Sherry Turkle’s ‘Reclaiming Conversation’
> Matthew Crawford, in “The World Beyond Your Head,” contrasts the world of a “peon” airport lounge — saturated in advertising, filled with mesmerizing screens — with the quiet, ad-free world of a business lounge: “To engage in playful, inventive thinking, and possibly create wealth for oneself during those idle hours spent at an airport, requires silence. But other people’s minds, over in the peon lounge (or at the bus stop), can be treated as a resource — a standing reserve of purchasing power.”
This is a perfect example of the problem with advertising. It's not that people don't want to know about products, it's that people need to be able to learn about products on their own terms. When you're constantly shoving products in people's faces, you're detracting from all kinds of other pursuits. Advertising is possibly the greatest sink of time and energy in our generation. And what's worse it that the people who are perpetrating this crime on us know that it's a waste of time and energy, which is why they avoid it in their airport lounges.
Not bad, getting famed novelist Jonathan Franzen to write your book review!
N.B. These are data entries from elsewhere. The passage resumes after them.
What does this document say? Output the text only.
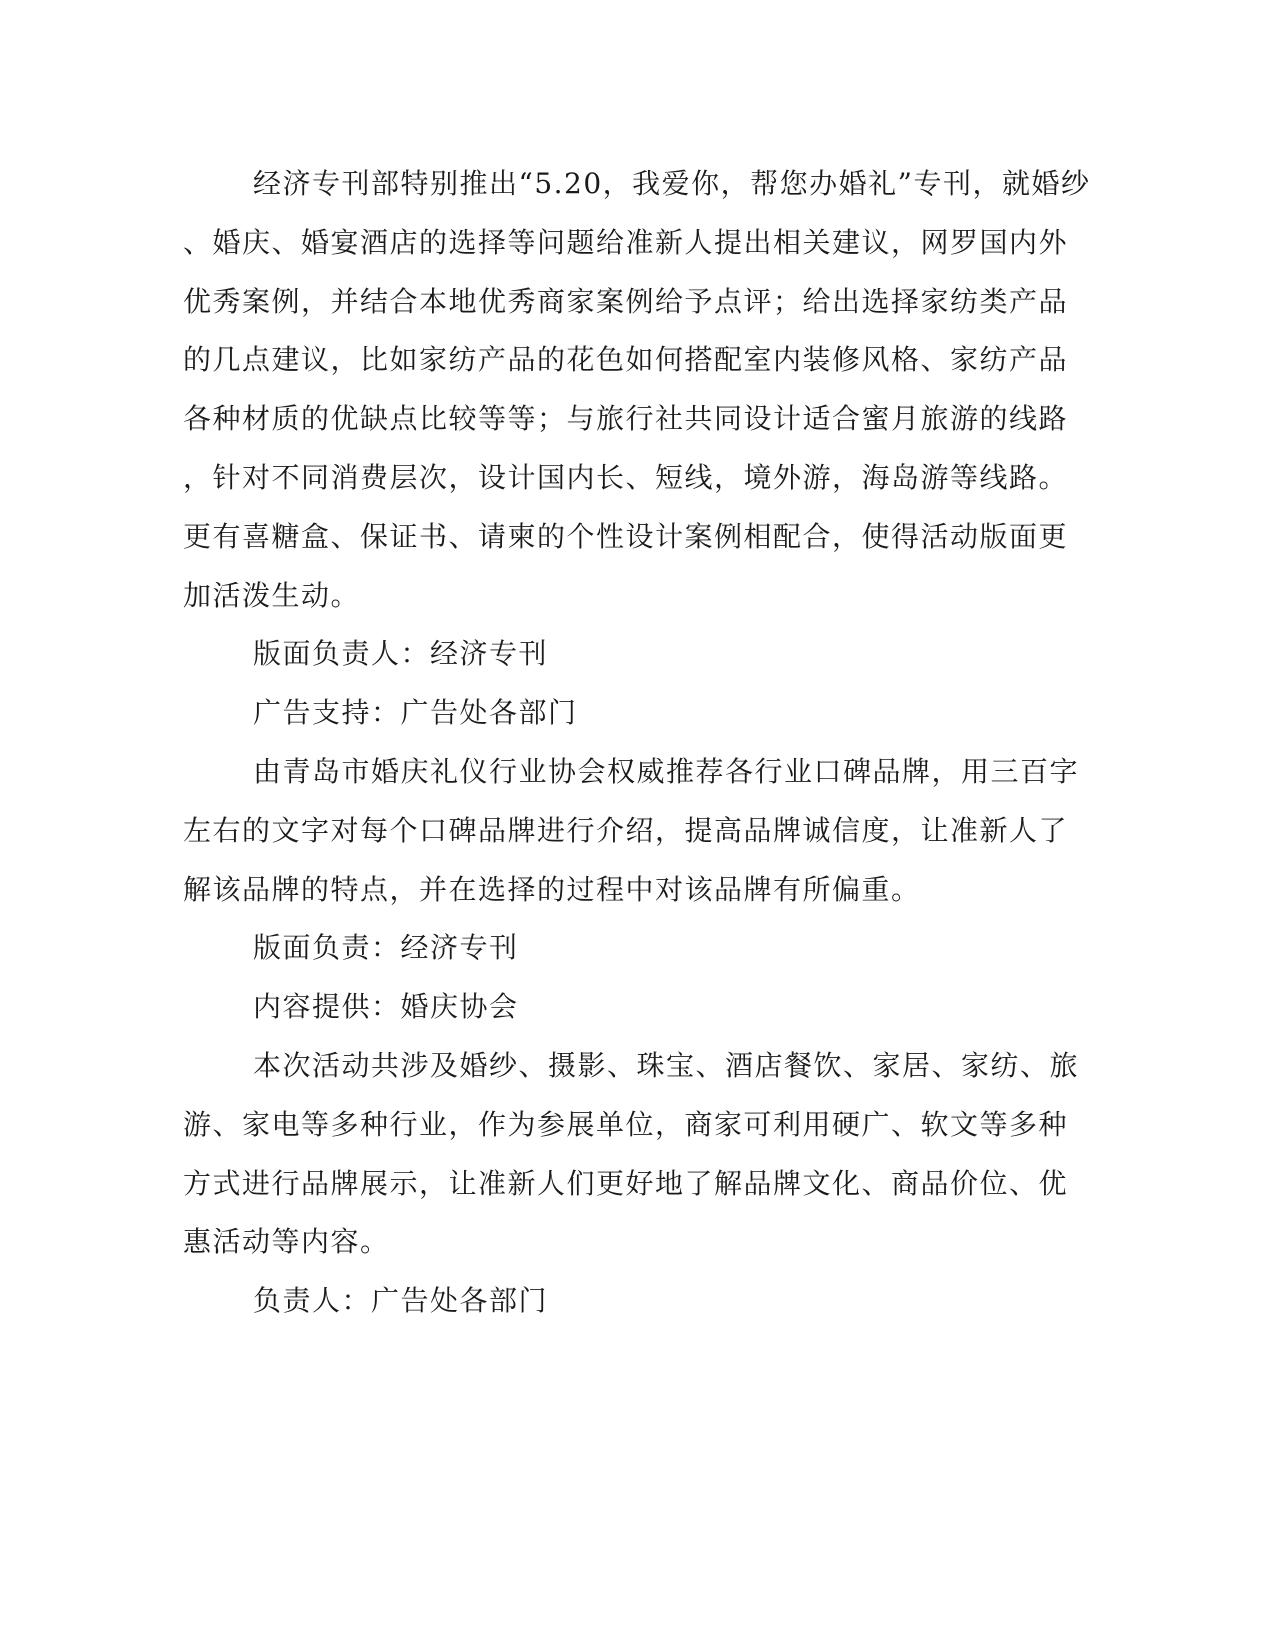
经济专刊部特别推出“5.20，我爱你，帮您办婚礼”专刊，就婚纱
、婚庆、婚宴酒店的选择等问题给准新人提出相关建议，网罗国内外
优秀案例，并结合本地优秀商家案例给予点评；给出选择家纺类产品
的几点建议，比如家纺产品的花色如何搭配室内装修风格、家纺产品
各种材质的优缺点比较等等；与旅行社共同设计适合蜜月旅游的线路
，针对不同消费层次，设计国内长、短线，境外游，海岛游等线路。
更有喜糖盒、保证书、请柬的个性设计案例相配合，使得活动版面更
加活泼生动。
版面负责人：经济专刊
广告支持：广告处各部门
由青岛市婚庆礼仪行业协会权威推荐各行业口碑品牌，用三百字
左右的文字对每个口碑品牌进行介绍，提高品牌诚信度，让准新人了
解该品牌的特点，并在选择的过程中对该品牌有所偏重。
版面负责：经济专刊
内容提供：婚庆协会
本次活动共涉及婚纱、摄影、珠宝、酒店餐饮、家居、家纺、旅
游、家电等多种行业，作为参展单位，商家可利用硬广、软文等多种
方式进行品牌展示，让准新人们更好地了解品牌文化、商品价位、优
惠活动等内容。
负责人：广告处各部门
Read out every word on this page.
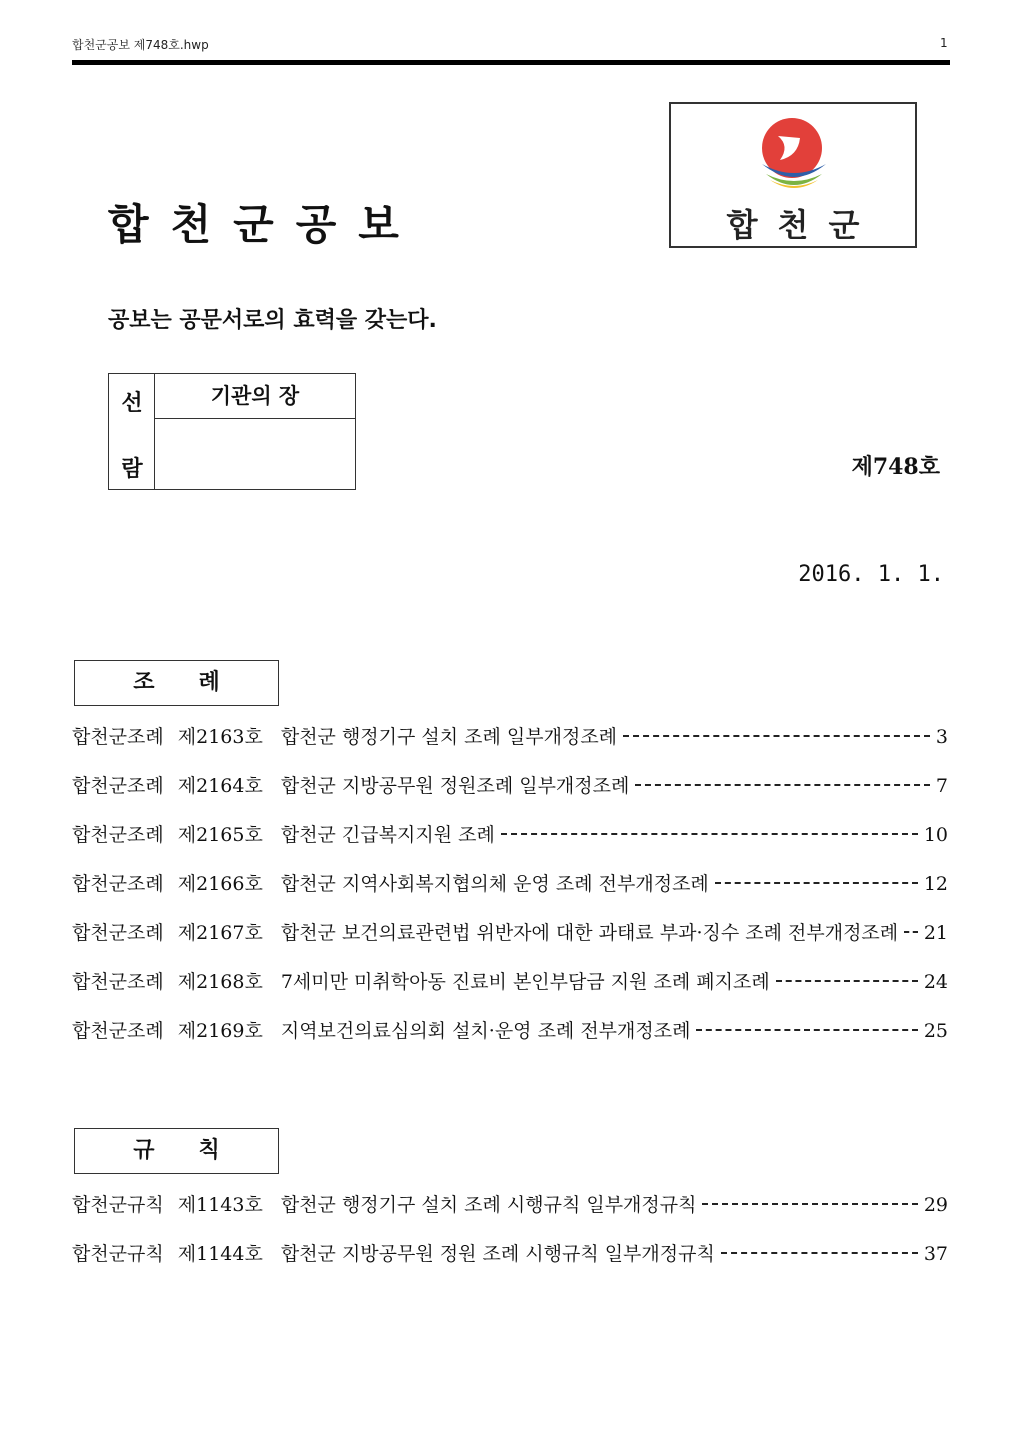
합천군공보 제748호.hwp	1
합천군공보	합천군
공보는 공문서로의 효력을 갖는다.
선
람
기관의 장
제748호
2016. 1. 1.
조례
합천군조례 제2163호 합천군 행정기구 설치 조례 일부개정조례	3
합천군조례 제2164호 합천군 지방공무원 정원조례 일부개정조례	7
합천군조례 제2165호 합천군 긴급복지지원 조례	10
합천군조례 제2166호 합천군 지역사회복지협의체 운영 조례 전부개정조례	12
합천군조례 제2167호 합천군 보건의료관련법 위반자에 대한 과태료 부과·징수 조례 전부개정조례 21
합천군조례 제2168호 7세미만 미취학아동 진료비 본인부담금 지원 조례 폐지조례	24
합천군조례 제2169호 지역보건의료심의회 설치·운영 조례 전부개정조례	25
규칙
합천군규칙 제1143호 합천군 행정기구 설치 조례 시행규칙 일부개정규칙	29
합천군규칙 제1144호 합천군 지방공무원 정원 조례 시행규칙 일부개정규칙	37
Sherry does noble work and it deserves wide recognition and readership.
I can't say I am hopeful, but I do hope that society's current preoccupation with mobile devices will start to get old, and after a few years people will begin to realize how negatively they're affecting everyday life and interpersonal interactions. Perhaps it will become "cool" to not have a device, or, it will be societally uncool to use it during meals or at restaurants, like cigarettes have become. I kind of hope that the smartphone market splits soon into two camps, one the same old machines that Apple/Samsung etc pump out, and another camp of slightly less smart, less feature-rich phones, fewer apps, designed to be used occasionally not every damn second of the day... phones that are more about infrequent checks on status and more about making calls and occasional text conversations. Devices that start giving your life back to you. I know, dream on. But as the smartphone owner population gets demographically older, I suspect you will start seeing something like this happen.
It would be interesting to design a user interface that was easy to use, but was designed in such a way to dissuade you from constant use. Perhaps it might reward you the less you used it.
> Unlike [...] Evgeny Morozov, whose perspective is Belarussian, Turkle is a trusted and respected insider.
Forget Turkle, what on earth is the Belrusian perspective?